Hülya Avşar'ın menopoza adım attığı bir dönemde
haala Avşar kızı fotolarının, Sibel Can gözlerinin
süslediği şafak defterlerinin üretilmesinin bi
talep meselesi olduğuna kesin olarak karar verdim.
Zira buralarda ne zaman TV karşısına geçsek
Emrah'lı Necla Nazır'lı, Hülya'lı Nuri Alço'lu
80 yapımı filmler (ki elimizin altında Digitürk
denen zımbırtı, dolayısıyla onlarca film seçeneği
bulunuyor) izlenmekte haala bu defterlerden kullanan
çoğunluğun isteğiyle. Arada kısa dönemlerden bu tip
yapımların izlenmesi yönünde fikir beyan edenler ise
"merdivenlerden kazayla düşmek" "çamaşır kurutma
odasında kilitli kalmak" vb. elim hadiseler sonucu
hava değişimi alarak aramızdan ayrılmaktalar. Açıkcası
aramızda zevksizliğe tahammül yok.
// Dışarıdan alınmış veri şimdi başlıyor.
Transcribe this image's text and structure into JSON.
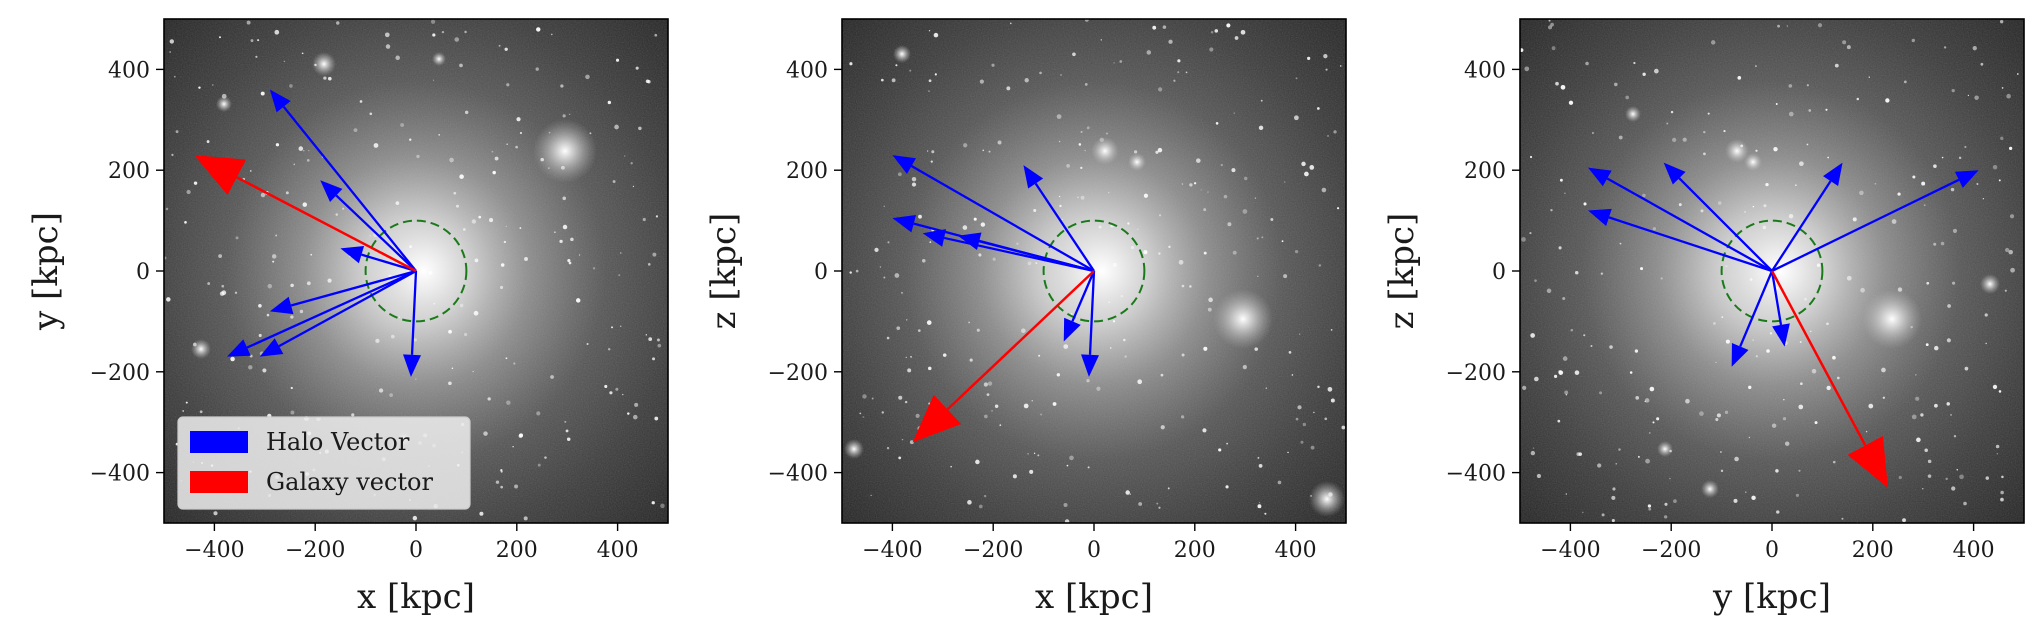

Küçük bi azınlık
dışında (bazen çamaşır kurutma odasından kurtulanlar
oluyor) kısa dönemlerin gelişime en açık, en yaratıcı,
en üretken grup olduğunu söyleyebilirim (yürrüüü bea).
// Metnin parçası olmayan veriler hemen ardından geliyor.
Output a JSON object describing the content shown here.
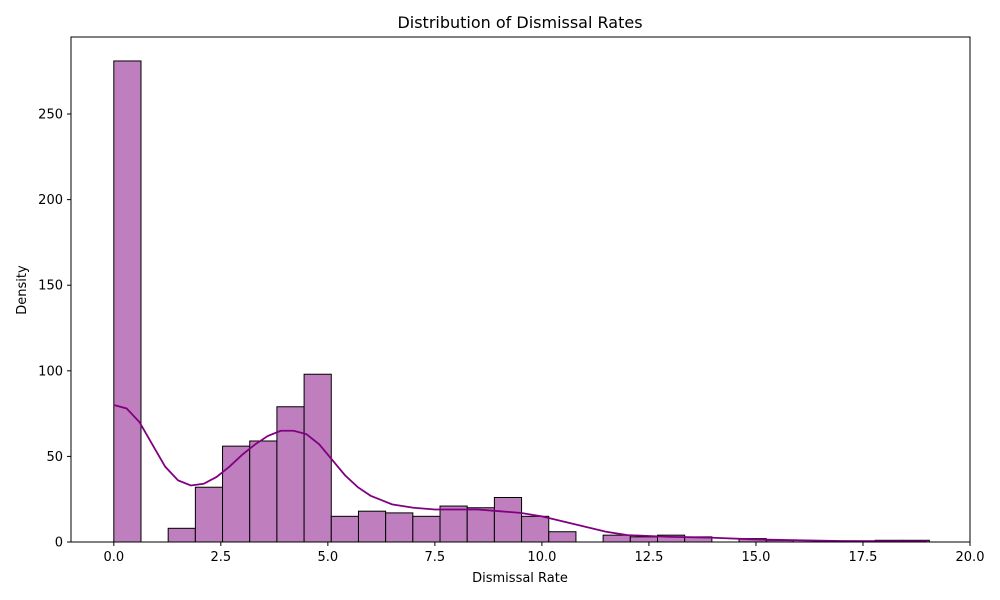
{
  "chart_data": {
    "type": "bar",
    "title": "Distribution of Dismissal Rates",
    "xlabel": "Dismissal Rate",
    "ylabel": "Density",
    "xlim": [
      -1,
      20
    ],
    "ylim": [
      0,
      295
    ],
    "xticks": [
      0.0,
      2.5,
      5.0,
      7.5,
      10.0,
      12.5,
      15.0,
      17.5,
      20.0
    ],
    "xtick_labels": [
      "0.0",
      "2.5",
      "5.0",
      "7.5",
      "10.0",
      "12.5",
      "15.0",
      "17.5",
      "20.0"
    ],
    "yticks": [
      0,
      50,
      100,
      150,
      200,
      250
    ],
    "ytick_labels": [
      "0",
      "50",
      "100",
      "150",
      "200",
      "250"
    ],
    "bin_start": 0.0,
    "bin_width": 0.635,
    "values": [
      281,
      0,
      8,
      32,
      56,
      59,
      79,
      98,
      15,
      18,
      17,
      15,
      21,
      20,
      26,
      15,
      6,
      0,
      4,
      3,
      4,
      3,
      0,
      2,
      1,
      0,
      0,
      0,
      1,
      1
    ],
    "kde": {
      "x": [
        0.0,
        0.3,
        0.6,
        0.9,
        1.2,
        1.5,
        1.8,
        2.1,
        2.4,
        2.7,
        3.0,
        3.3,
        3.6,
        3.9,
        4.2,
        4.5,
        4.8,
        5.1,
        5.4,
        5.7,
        6.0,
        6.5,
        7.0,
        7.5,
        8.0,
        8.5,
        9.0,
        9.5,
        10.0,
        10.5,
        11.0,
        11.5,
        12.0,
        12.5,
        13.0,
        14.0,
        15.0,
        16.0,
        17.0,
        18.0,
        19.0
      ],
      "y": [
        80,
        78,
        70,
        57,
        44,
        36,
        33,
        34,
        38,
        44,
        51,
        57,
        62,
        65,
        65,
        63,
        57,
        48,
        39,
        32,
        27,
        22,
        20,
        19,
        19,
        19,
        18,
        17,
        15,
        12,
        9,
        6,
        4,
        3.5,
        3,
        2.5,
        1.5,
        1,
        0.6,
        0.5,
        0.5
      ]
    },
    "bar_color": "#bf7fbf",
    "bar_edge_color": "#000000",
    "kde_color": "#800080",
    "grid": false,
    "legend": "none"
  }
}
Aramızda pek çok ilim irfan insanı bulunmakta.
Canı sıkılan php ile "Şafakmetre", nöbetlerden
şikayetçi olan asp ile nöbet düzenleme programı
yazıyor, yemek aralarında önünde oturdukları binanın
statik yapısı hakkında tartışan adamlar görüyorsunuz
sağda solda. Okuma yazma bilmeyen uzun dönem arkadaşlara
bu konuda yardımcı olmak ise en büyük ve en ulvi
görevlerimizden. Lakin bu arkadaşların arada İngilizce,
Almanca, Fransızca, Latince, Japonca, İspanyolca küfürler
öğrenmiş olmalarını hayretle karşılıyor ve esefle kınıyoruz.
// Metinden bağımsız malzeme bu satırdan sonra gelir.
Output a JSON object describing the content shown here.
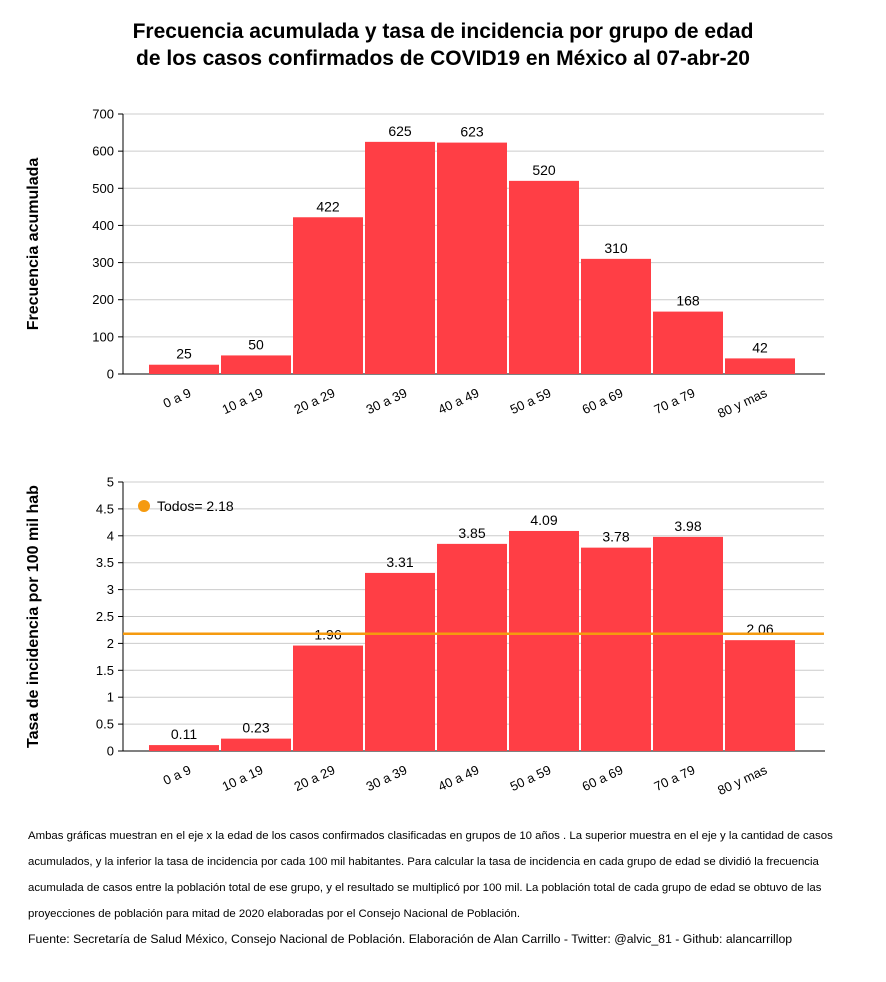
{
  "title_lines": [
    "Frecuencia acumulada y tasa de incidencia por grupo de edad",
    "de los casos confirmados de COVID19 en México al 07-abr-20"
  ],
  "colors": {
    "bar": "#ff3e45",
    "reference_line": "#f59a0f",
    "grid": "#cccccc"
  },
  "chart_data": [
    {
      "type": "bar",
      "title": "",
      "xlabel": "",
      "ylabel": "Frecuencia acumulada",
      "categories": [
        "0 a 9",
        "10 a 19",
        "20 a 29",
        "30 a 39",
        "40 a 49",
        "50 a 59",
        "60 a 69",
        "70 a 79",
        "80 y mas"
      ],
      "values": [
        25,
        50,
        422,
        625,
        623,
        520,
        310,
        168,
        42
      ],
      "value_labels": [
        "25",
        "50",
        "422",
        "625",
        "623",
        "520",
        "310",
        "168",
        "42"
      ],
      "ylim": [
        0,
        700
      ],
      "yticks": [
        0,
        100,
        200,
        300,
        400,
        500,
        600,
        700
      ],
      "ytick_labels": [
        "0",
        "100",
        "200",
        "300",
        "400",
        "500",
        "600",
        "700"
      ],
      "grid": true
    },
    {
      "type": "bar",
      "title": "",
      "xlabel": "",
      "ylabel": "Tasa de incidencia por 100 mil hab",
      "categories": [
        "0 a 9",
        "10 a 19",
        "20 a 29",
        "30 a 39",
        "40 a 49",
        "50 a 59",
        "60 a 69",
        "70 a 79",
        "80 y mas"
      ],
      "values": [
        0.11,
        0.23,
        1.96,
        3.31,
        3.85,
        4.09,
        3.78,
        3.98,
        2.06
      ],
      "value_labels": [
        "0.11",
        "0.23",
        "1.96",
        "3.31",
        "3.85",
        "4.09",
        "3.78",
        "3.98",
        "2.06"
      ],
      "ylim": [
        0,
        5
      ],
      "yticks": [
        0,
        0.5,
        1,
        1.5,
        2,
        2.5,
        3,
        3.5,
        4,
        4.5,
        5
      ],
      "ytick_labels": [
        "0",
        "0.5",
        "1",
        "1.5",
        "2",
        "2.5",
        "3",
        "3.5",
        "4",
        "4.5",
        "5"
      ],
      "grid": true,
      "reference_line": {
        "value": 2.18,
        "label": "Todos= 2.18"
      },
      "legend_position": "top-left"
    }
  ],
  "note": "Ambas gráficas muestran en el eje x la edad de los casos confirmados clasificadas en grupos de 10 años . La superior muestra en el eje y la cantidad de casos acumulados, y la inferior la tasa de incidencia por cada 100 mil habitantes. Para calcular la tasa de incidencia en cada grupo de edad se dividió la frecuencia acumulada de casos entre la población total de ese grupo, y el resultado se multiplicó por 100 mil. La población total de cada grupo de edad se obtuvo de las proyecciones de población para mitad de 2020 elaboradas por el Consejo Nacional de Población.",
  "source": "Fuente: Secretaría de Salud México, Consejo Nacional de Población. Elaboración de Alan Carrillo - Twitter: @alvic_81 - Github: alancarrillop"
}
İşte bütün bu koşturmaca içinde son bombamız 307KD-MTR adını
verdiğimiz mıntıka temizlik robotu prototipi. Üzerinde
çalışmalarımız son hızıyla ve tüm gizliliğiyle (hassktir!)
devam ediyor. Robotumuza parça sağlamakta bazı güçlükler
çekiyor olsak da, mutlu sona ulaşmamız an meselesi.
Şafakmetre 40'ları gösterirken 307KD-MTR
"Küçük bi temizlik faaliyetimiz var 307KD-MTR" komutuyla
MEBS yollarını parlatıyor olacak,
eee bu kadar zaman sonra ben mi parlatıcam a.k...

Perşembe, Mart 16, 2006

TRUSH HOUR!




















Oldum olası kalabalıktan hazzetmem, bu yüzden
de sabahları işe giderken (bi zamanlar ben de
işine giden bi sivildim bühüühühüü) gavurun
tabiriyle "Rush Hour"da o keşmekeşin içine
girmektense erkenden kalkmayı ya da işe geç
kalmayı seçmişimdir ve ne yalan sööliyim,
ikinci seçenek daha baskındır her zaman.
Bi bara gittiğimde ise hep biraya en yakın,
kalabalığa en uzak yerlerde sabitlerdi kendini
bu fani beden. Fatura kuyruklarından kaça kaça
yediğim faizler ve cezalar ve ise kol ebatlarını
çoktan aşmış, kanalizasyon borusu kıvamındadır.
Ev hayatımda da senelerdir aynı kararlılıkla
yalnızlığı seçmiş, ben ve ben mutlu bi şekilde
yaşar iken, bu asosyal kalabalık düşmanını 100
küsur kişiyle yaşamaya mahkum ettiler aniden.
Artık "rush hour"ların yerini "trush hour"lar
almıştı. Önceleri sabahın 6'sında 100 kişinin
8 adet lavaboda traş olmak için girdiği yarışta
yataktan 20 dakika erken kalkmak suretiyle
(matematik problemi gibi oldu be) galip gelirken,
artık kol saatimin alarmının beni uyandırma
konusunda eskisi kadar başarılı olmaması sebebiyle
farklı yöntemler denemek zorunda kalıyorum.
Mesela dün sabah traş köpüklerinin içine asit
zerkedilen iki arkadaşımızın hastaneye kaldırılması
nedeniyle zorda olsa boş lavabo bulabildim. Bu sabah
ise önümdeki arkadaşın kaygan zeminde dengesini
kaybedip düşerek kafasını yarması beni çok üzse de,
traş olacak boş lavabo bulabilmem beni teselli etti.
Yarın sabah mı, silahlıktan bi kasatura kaybolmuş
dün akşam, umarım sabah telaşıyla bi kaza olmaz?